I see patients that often require two people to assist with transfers or the nursing staff uses mechanical devices to get these people up in a chair. The problem is that I don't always have a second person to assist me when I get someone up in a chair and the nursing staff is busy.
So what do I do? I pivot the patient using techniques that I learned from the years I have been doing this. Is it safe? Always. I would never intentionally jeopardize a patients safety.
If I can do it using transfer techniques that will get a patient up and moving faster then I would expect the same from others that see the patient for therapy. This is the problem. Not everyone can do a pivot transfer safely.
Am I given these patients to see because I am able to effectively get them up and moving and I don't need a nurse to assist me or devices to get a patient up? Are my techniques better than the PT's with transfers, or is it that I am stronger?

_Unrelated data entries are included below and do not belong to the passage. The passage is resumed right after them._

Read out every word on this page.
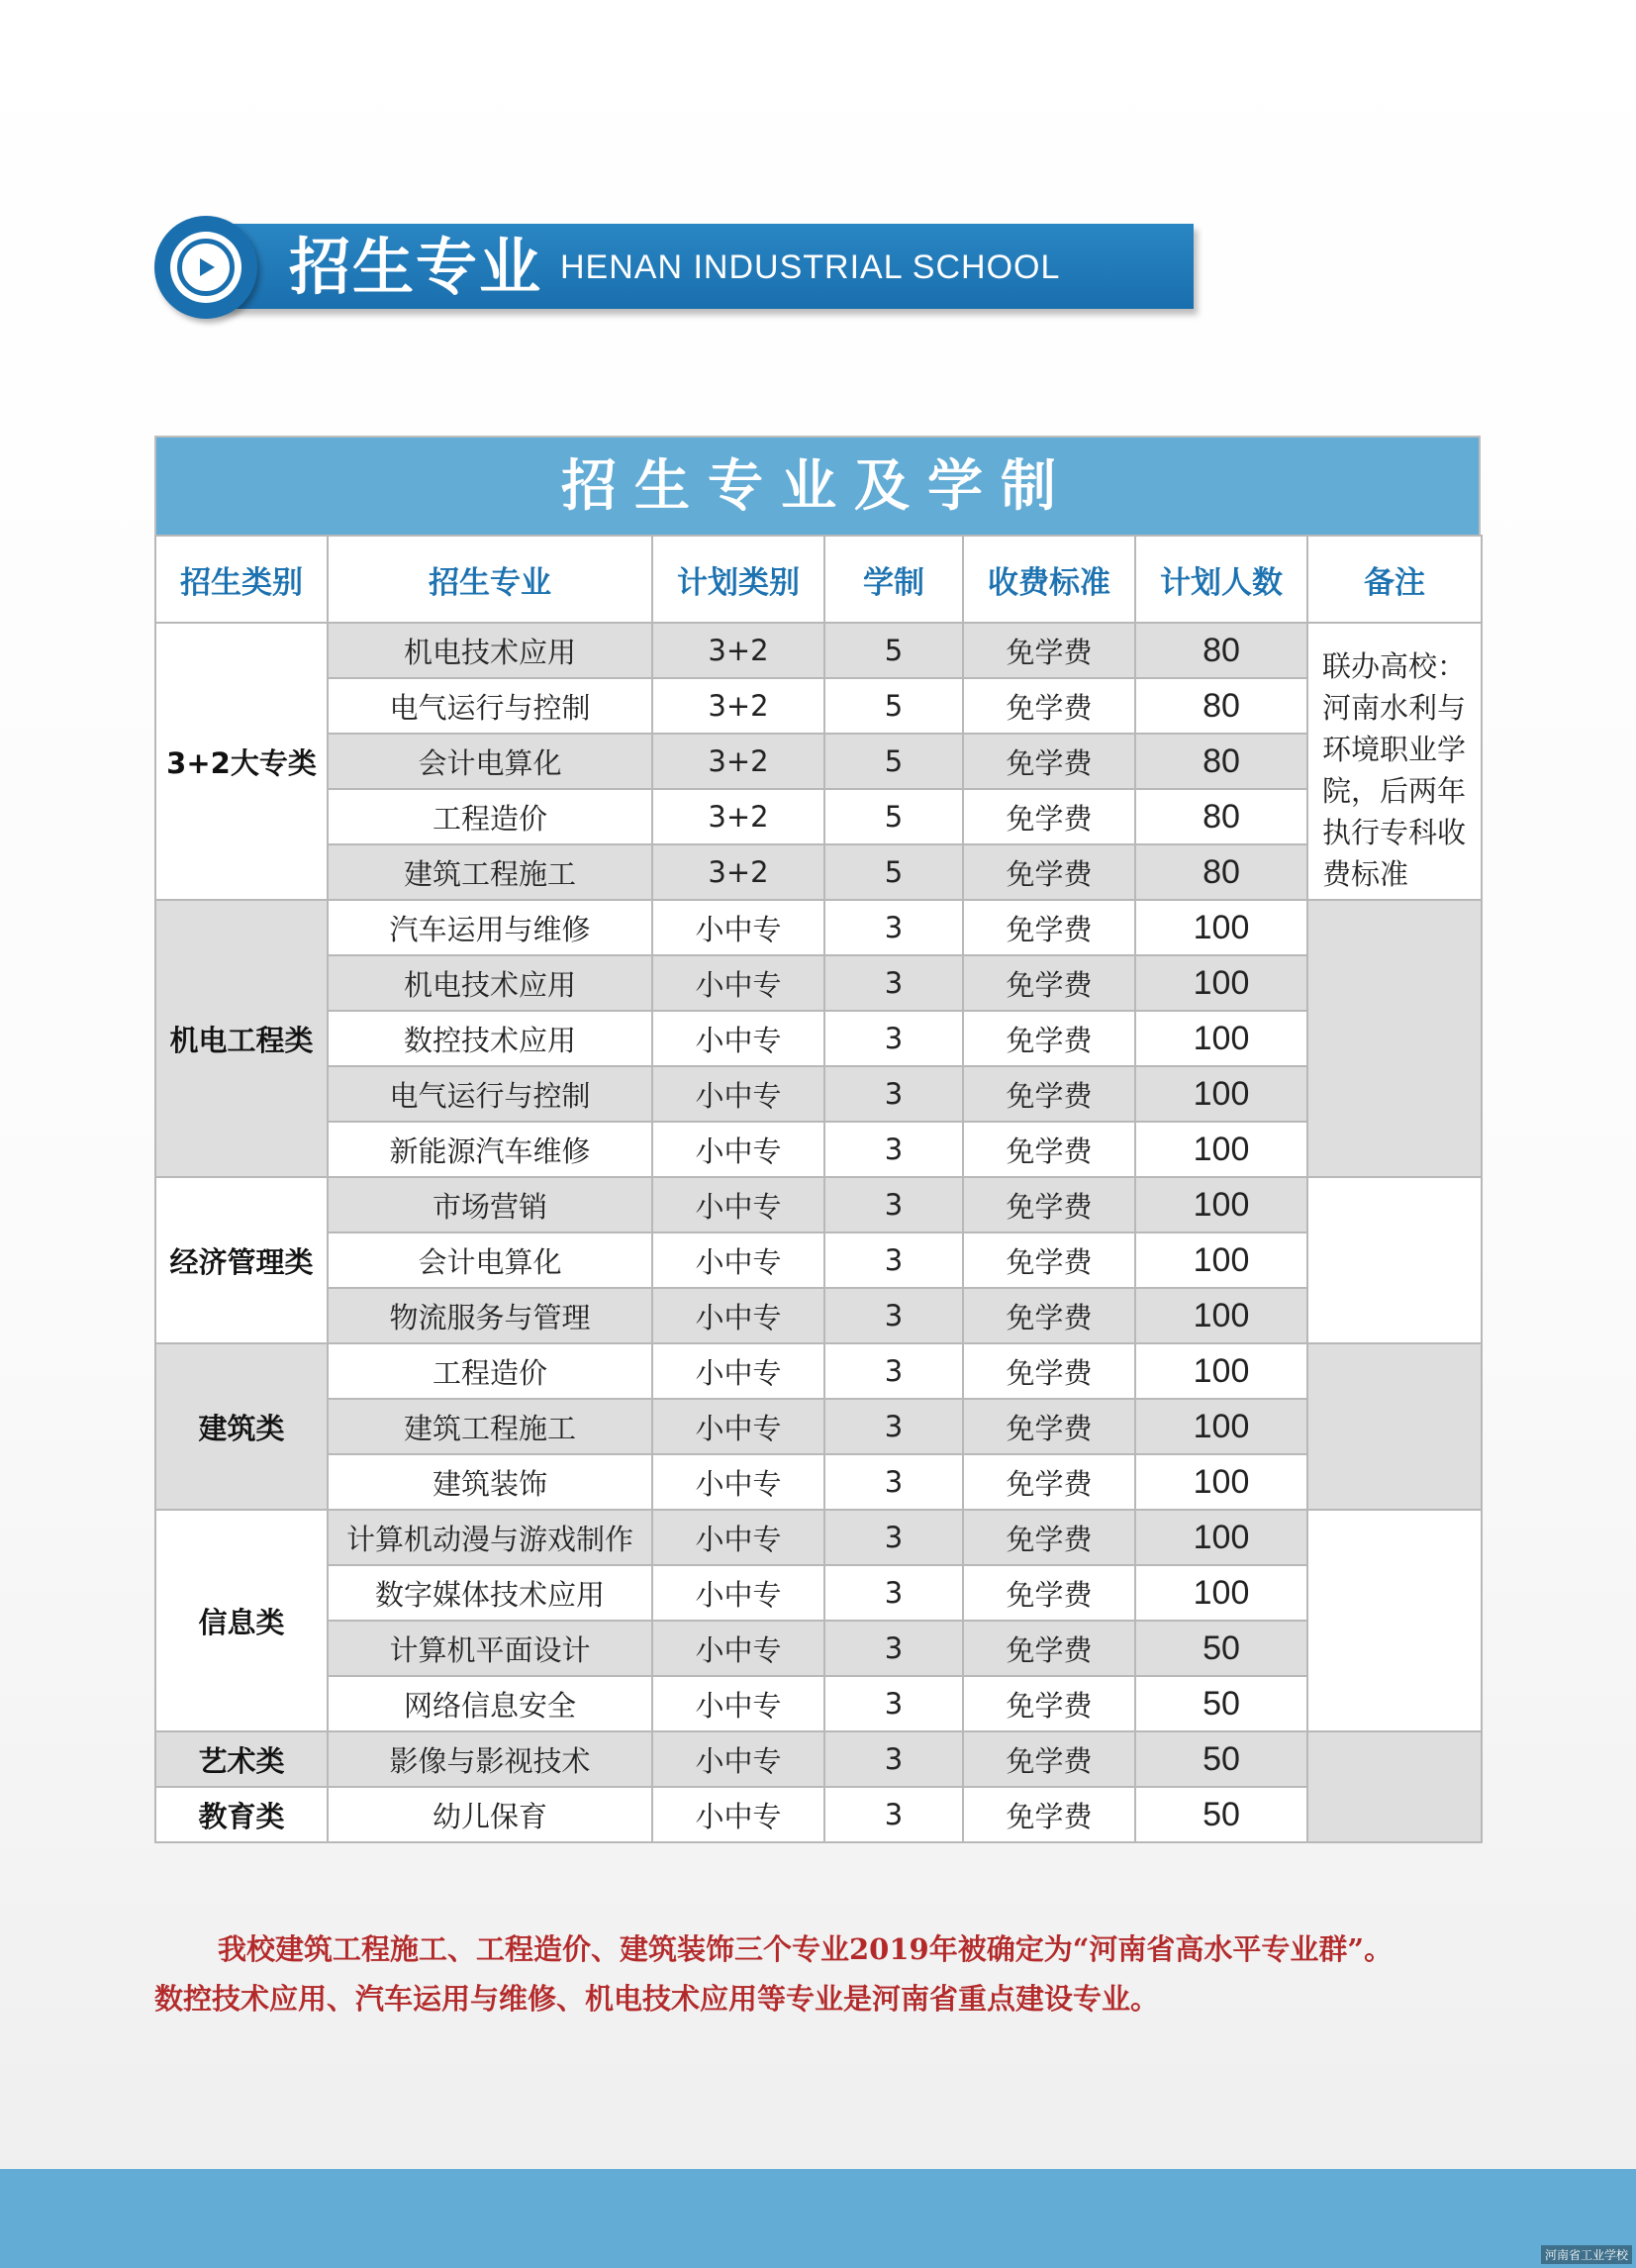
招生专业 HENAN INDUSTRIAL SCHOOL
招生专业及学制
招生类别	招生专业	计划类别	学制	收费标准	计划人数	备注
3+2大专类	机电技术应用	3+2	5	免学费	80	联办高校：河南水利与环境职业学院，后两年执行专科收费标准
	电气运行与控制	3+2	5	免学费	80	
	会计电算化	3+2	5	免学费	80	
	工程造价	3+2	5	免学费	80	
	建筑工程施工	3+2	5	免学费	80	
机电工程类	汽车运用与维修	小中专	3	免学费	100	
	机电技术应用	小中专	3	免学费	100	
	数控技术应用	小中专	3	免学费	100	
	电气运行与控制	小中专	3	免学费	100	
	新能源汽车维修	小中专	3	免学费	100	
经济管理类	市场营销	小中专	3	免学费	100	
	会计电算化	小中专	3	免学费	100	
	物流服务与管理	小中专	3	免学费	100	
建筑类	工程造价	小中专	3	免学费	100	
	建筑工程施工	小中专	3	免学费	100	
	建筑装饰	小中专	3	免学费	100	
信息类	计算机动漫与游戏制作	小中专	3	免学费	100	
	数字媒体技术应用	小中专	3	免学费	100	
	计算机平面设计	小中专	3	免学费	50	
	网络信息安全	小中专	3	免学费	50	
艺术类	影像与影视技术	小中专	3	免学费	50	
教育类	幼儿保育	小中专	3	免学费	50	

我校建筑工程施工、工程造价、建筑装饰三个专业2019年被确定为“河南省高水平专业群”。

数控技术应用、汽车运用与维修、机电技术应用等专业是河南省重点建设专业。

河南省工业学校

I recognize that some therapists and assistants are lazy and do not want to put in the full effort to get people up and moving. They would rather see a patient in bed for supine leg exercises or after nursing has transferred them (via Hoyer lift) they will have a patient do sitting LE exercises.

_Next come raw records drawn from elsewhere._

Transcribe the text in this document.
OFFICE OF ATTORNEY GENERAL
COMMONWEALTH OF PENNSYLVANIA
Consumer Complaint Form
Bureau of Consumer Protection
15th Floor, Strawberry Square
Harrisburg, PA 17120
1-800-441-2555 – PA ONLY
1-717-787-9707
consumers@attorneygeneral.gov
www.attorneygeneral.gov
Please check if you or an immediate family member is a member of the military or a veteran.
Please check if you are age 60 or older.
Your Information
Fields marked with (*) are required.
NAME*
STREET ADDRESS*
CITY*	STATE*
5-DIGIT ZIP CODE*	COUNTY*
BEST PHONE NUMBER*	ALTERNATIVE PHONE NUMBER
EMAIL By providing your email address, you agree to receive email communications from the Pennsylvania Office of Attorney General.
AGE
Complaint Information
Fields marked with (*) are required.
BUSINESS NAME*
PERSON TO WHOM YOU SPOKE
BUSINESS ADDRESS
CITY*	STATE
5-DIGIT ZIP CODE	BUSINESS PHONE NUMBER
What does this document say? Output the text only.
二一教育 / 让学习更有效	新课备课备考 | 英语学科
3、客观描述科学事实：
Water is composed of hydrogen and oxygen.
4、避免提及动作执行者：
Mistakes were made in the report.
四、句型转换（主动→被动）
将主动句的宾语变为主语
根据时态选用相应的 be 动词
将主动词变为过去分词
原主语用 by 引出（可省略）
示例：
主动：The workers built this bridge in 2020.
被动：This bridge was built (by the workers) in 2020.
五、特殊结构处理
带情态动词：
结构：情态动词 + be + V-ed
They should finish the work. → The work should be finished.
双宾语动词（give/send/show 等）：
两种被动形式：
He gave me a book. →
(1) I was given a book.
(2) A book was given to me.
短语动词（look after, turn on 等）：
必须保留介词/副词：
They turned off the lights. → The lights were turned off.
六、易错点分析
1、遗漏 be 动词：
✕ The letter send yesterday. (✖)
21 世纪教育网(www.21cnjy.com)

It is easier for me to take on those patients because I know they will get transferred to and from a plinth and if all goes well they will stand using a FWW within a week. I would hope most PT's and PTA's would not "cheat" a patient out of therapy by doing simple treatments an aide can do. I figure if I can transfer a 300+ pound person from supine to sit at the edge of bed and then pivot that person into a wheelchair every other therapist should be able to do that as well.
Is this a superhero complex? No I just want the patient to succeed and if one person is not capable of doing it then step aside and let another take the place.